One of Bloomberg’s main concerns for PlaNYC is decreasing New York City’s greenhouse gas production by 30 percent.

“We know that cars and trucks account for roughly 20 percent of greenhouse gas production in our city,” he said. “We’re turning the nation’s largest fleet of yellow cabs green by 2012, by requiring that they be hybrids or hybrid equivalents.”

Other plans for making New York City more environmentally friendly include public-private partnerships to make 900,000 buildings in the city more energy efficient and doubling the production and use of solar power by this time next year.

In order to “stay ahead of the curve,” New York City will have to rebuild its infrastructure to deliver water and energy, enlarge its park system and expand the mass transit system, the mayor said.

“PlaNYC is about managing and sustaining growth,” Bloomberg said.

Taking the initiative in going green is a test of America’s leadership, added Bloomberg, who framed environmental issues as both domestic and foreign concerns.

“Climate change is a foreign policy issue, because our dependence on foreign oil entangles our interest with tyrants . and increases our exposure to terrorism.
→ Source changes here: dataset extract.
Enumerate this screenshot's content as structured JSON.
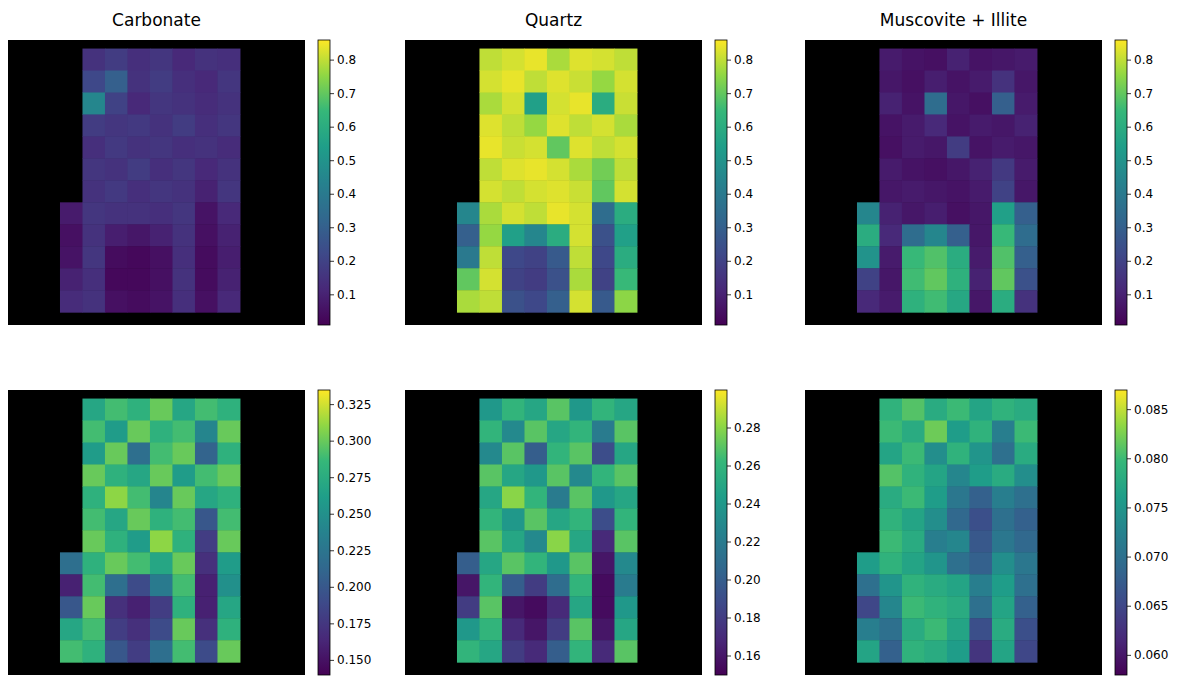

It’s an economic imperative, because clean energy is going to be the oil gusher of the 21st century.”

Bloomberg outlined four problems that must be tackled to halt environmental deterioration: increasing energy research and development, stopping subsidizing corn-based ethanol, requiring energy efficient cars and trucks and treating carbon emissions.

“We may not know now precisely how much our human activity is contributing to climate change, but we can’t afford to wait to find out,” he said. “The time to act is now.”